A lesson about (de)motivating employees
A few months ago an ex-student of mine, who was at the time working for a big software company, contacted me and asked me to meet with her and her team later in the summer. My student, together with a large team, had worked very hard for the previous two years on an innovation which they believed was the best new idea in the “computer world,” and the best new direction for their company. They worked very hard on this project and were full of hope and expectations. But, between the time that she originally contacted me and the time that I arrived at their offices for my presentation, the CEO of the company looked at the project and decided to cancel it.
So there I was sitting with a group of highly creative people who were completely deflated. I’ve never seen people in the high-tech industry with a lower level of motivation. So I asked them, “How many of you show up to work later than you did before the project was shut down?” Everybody raised their hand. I next asked them, “And how many of you go home early?” All hands went up. Lastly, I asked them, “How many of you feel that you are now more likely to fudge a bit your expense reports?” In this case, no one answered the question—instead, they smiled in a way that made me think that they had first-hand experience with expense fudge.
Now, it is possible that the project was really not that good, or that it did not fit with the future direction of the company, which would mean that canceling it was the appropriate decision. But even if this were the case, how the CEO could have behaved differently if he was also trying to keep the team members excited and interested in their work? So I posed this question to the team and they came up with a few interesting answers:
1. The CEO could have asked them to present the project to the entire company. The presentation would have included the process that the team followed and the final product specifications. This would allow everyone at the company to understand and (hopefully) appreciate the hard work they had done.
2. The CEO could have asked the team to write about the steps they took in the process of development, and then to use this as a template to help other teams as they developed new products. In this way, their work would not have felt wasted.
3. The CEO could have gone a step further and allowed the team to build a few working prototypes in order to let them experiment with the technology in more depth (which would have also provided a more accurate idea of the usefulness of the technology).
4. The CEO could have asked the team to redirect their efforts toward finding ways to introduce some of their new technology into other products the company was working on.
These were just a few of the team’s ideas, and of course there are many possible approaches that senior management could have taken to boost their morale.

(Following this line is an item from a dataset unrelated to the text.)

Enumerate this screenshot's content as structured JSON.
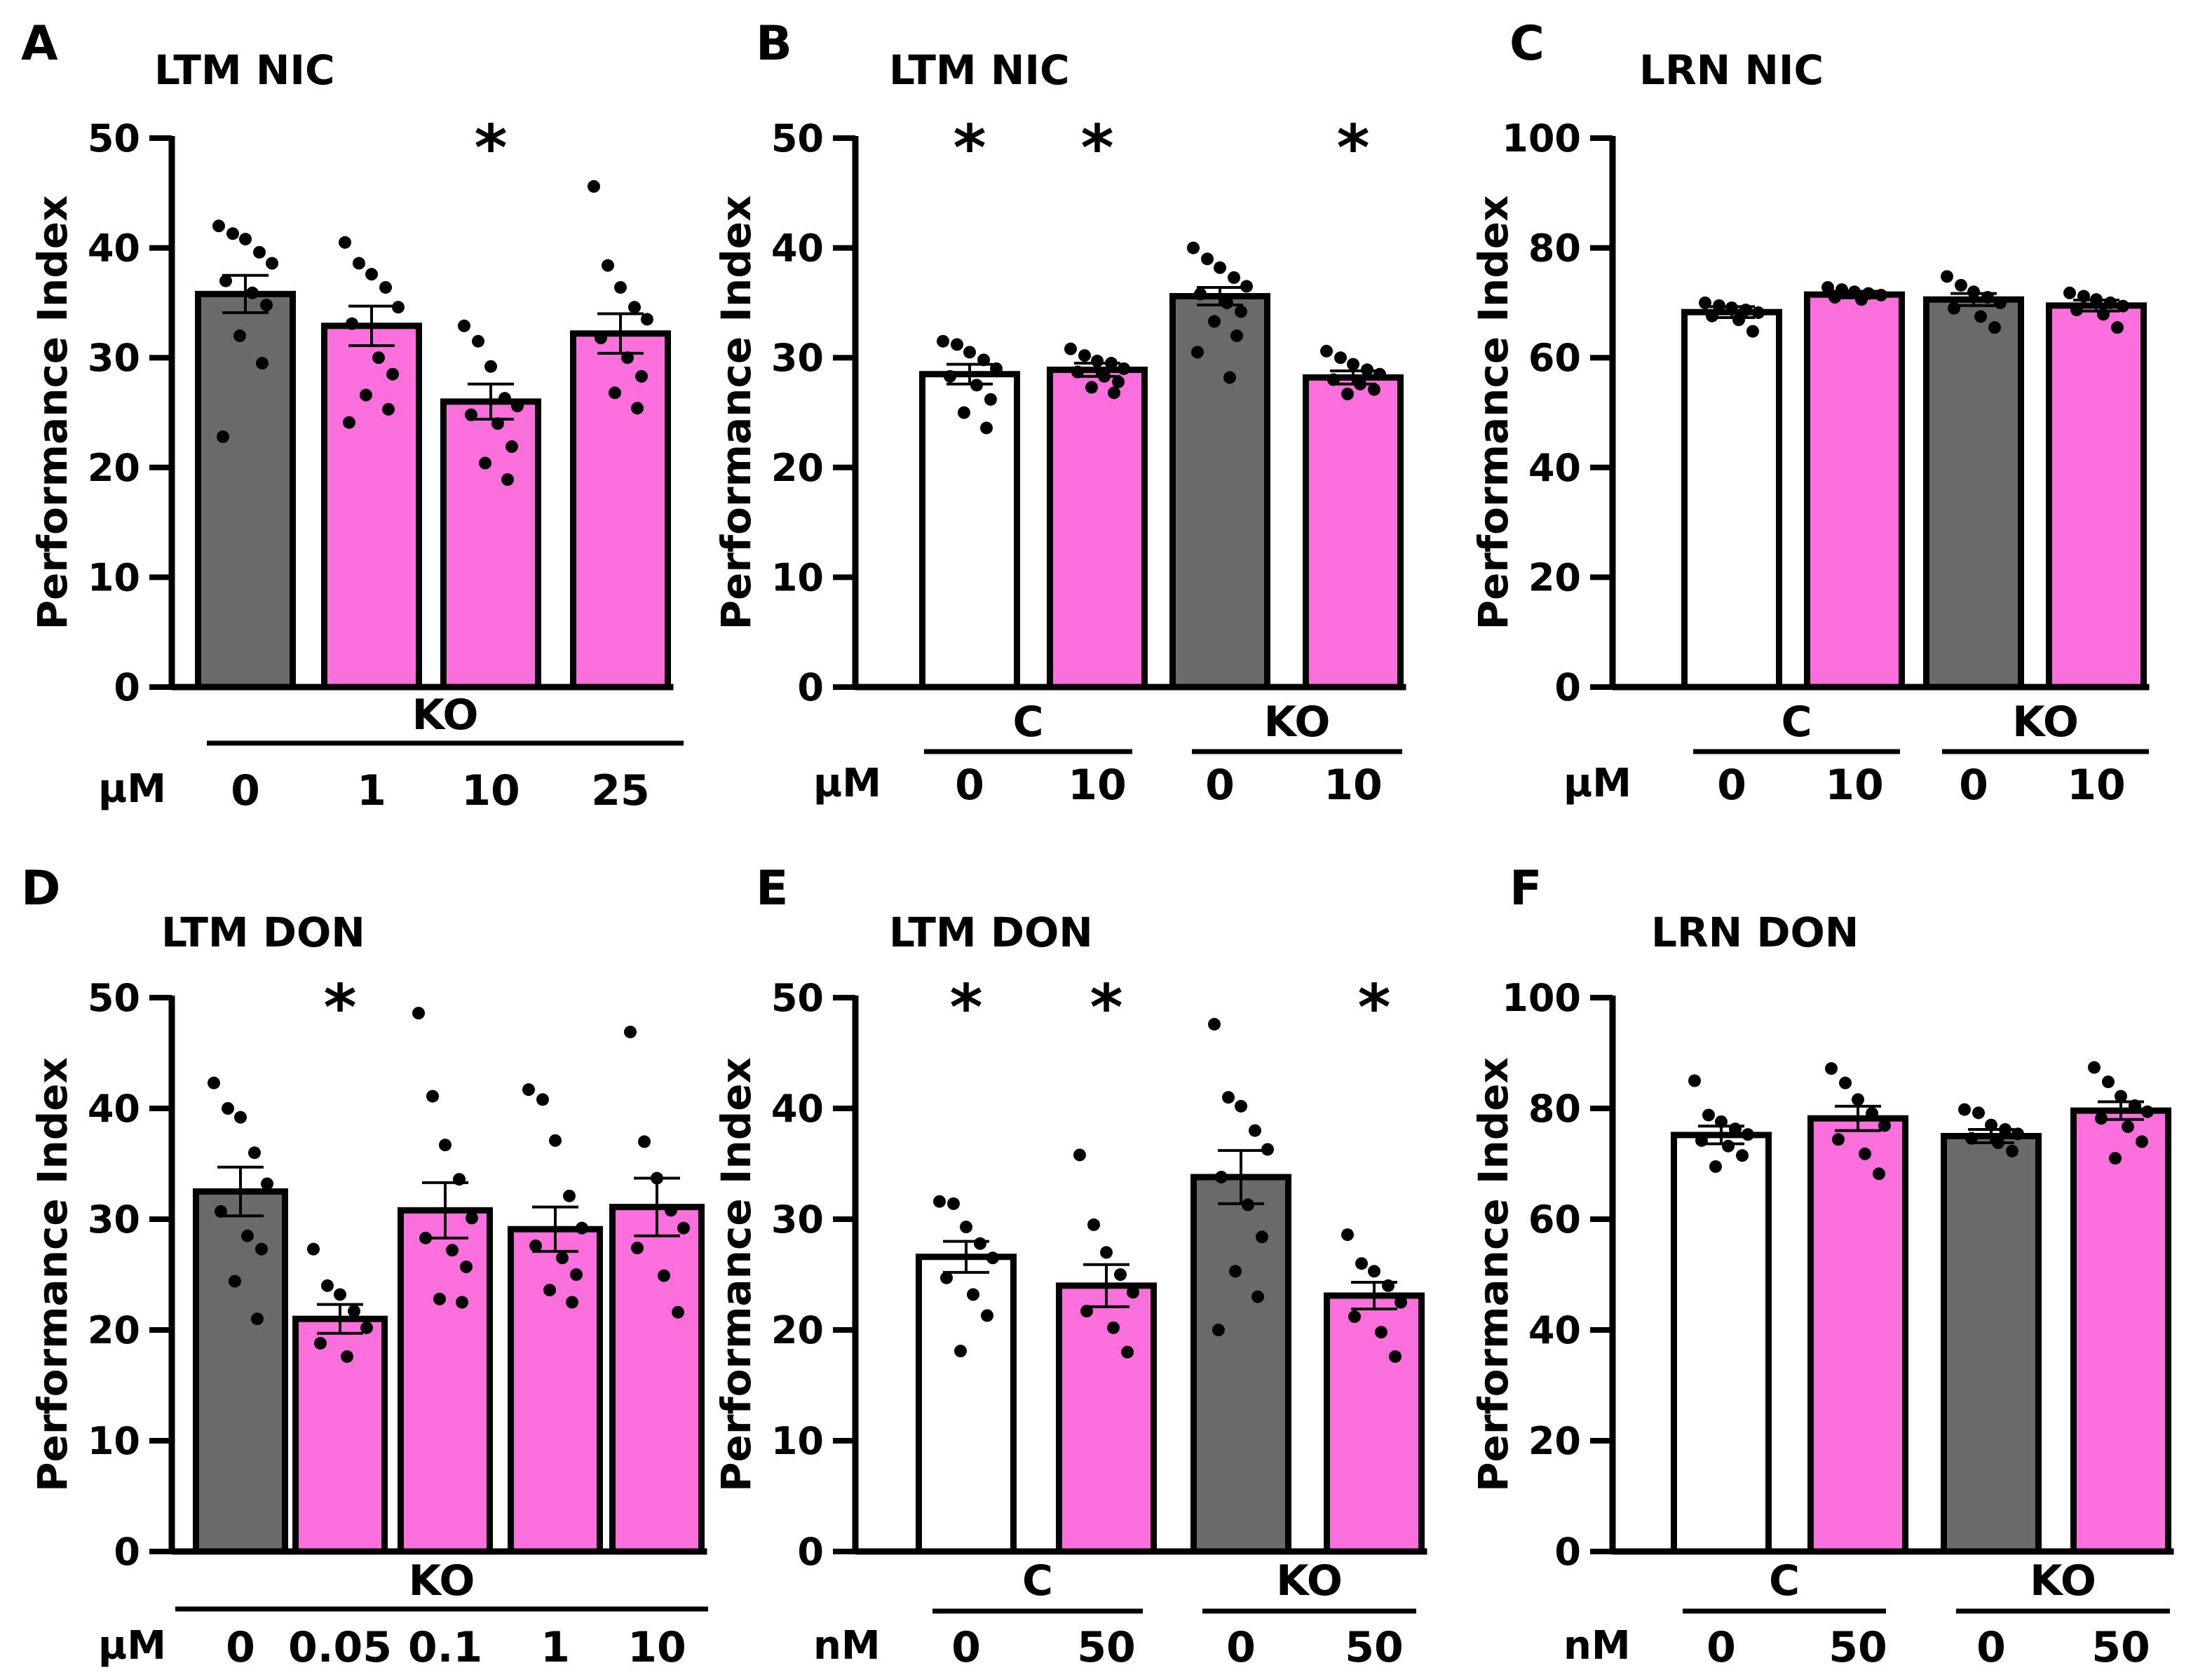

Of course, most of these morale-boosters would have required some investment of time and money. The CEO may have thought of these people as rats working in a maze, and therefore seen no reason to motivate or help them make the most out of their canceled project. But if he had understood the importance of meaning in the workplace he might have taken some of these steps, spent some money in the process, and ended up with more motivated employees. Sadly, this was not the case. I recently heard that the main people in that particular group left the company, and that the whole group was dissolved. Maybe this is the kind of expensive lesson that this CEO needed. However, most likely, he will be able to tell himself a story about why he was correct and they were all petty and wrong.